Anyway, I have a lighting application in which I need to modulate 6 power LEDs independently from full off to full on at varying intervals aligned on a ~180hz clock. I have 8 channels of 5v / 40ma sources at my disposal, and I'm hoping there's a nearly-off-the-shelf solution that's essentially 5v/0v in on 6 pins to control 6 LED drivers.

This isn't a particularly challenging task, and I can rig something up from scratch if necessary, but it's not really my forté :)

I'm probably going to be using Rebel tri-stars wired in parallel @ 350ma.


Anyway, I'll post some pics and video of this application once it is up and running -- sorry to be vague for now.

Thanks to anyone with a suggestion!



Ethan O'Connor
 
For the initial prototypes I don't need the full brightness (thermal testing aside) so I'm trying the Maxim MAX16825, which is a three-channel, 150ma/channel current limiter with independent control of the channels at up to 1mhz, with easy daisy-chaining of chips for more channels running on the same control stream.
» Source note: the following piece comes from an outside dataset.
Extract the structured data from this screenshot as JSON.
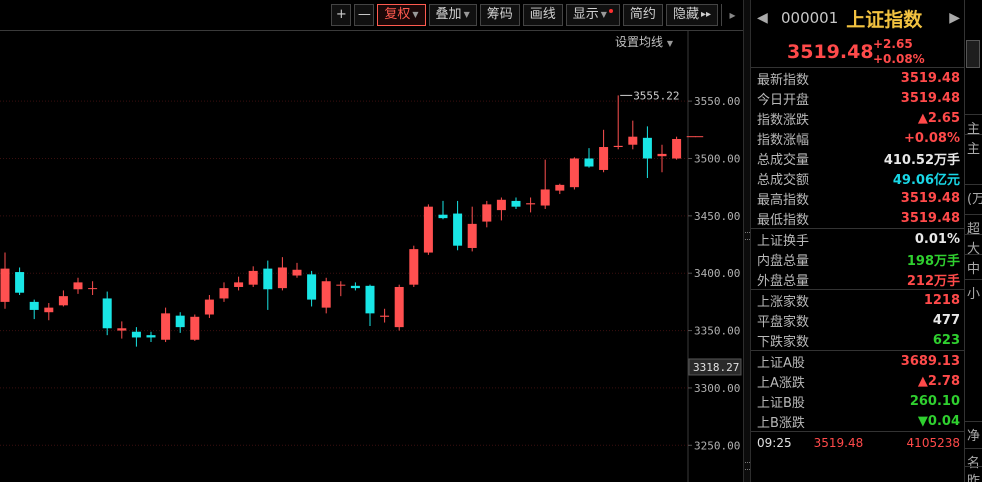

External component count is two caps and three sense resistors...

Still looking around for a solution that'll provide similar ease of integration and control in the 350-700+ma/channel range. Package size isn't too important.

Thanks for any thoughts! I will post here with what I end up going with.
 
I'm pretty sure you wont get something off the shelf for this.

The only thing I could think of would be a PIC processor and manually generate the clock output duty cycles on the output pins - get one with it's own clock generator and you don't need any other components - you can literally run a PIC direct off a 3V cell (CMOS PICs are happy across 2V to 5.5V I believe). The sort of PIC chips I use only have one programmable PWM output - obviously you could use 6 small PIC chips and do it that way. Downside is unless you already use them you'll need to learn to programme them and get a programmer.

If you want the individual control to be automated in any way (fading from one setup to another for example) then I think PIC is the simplest way to go.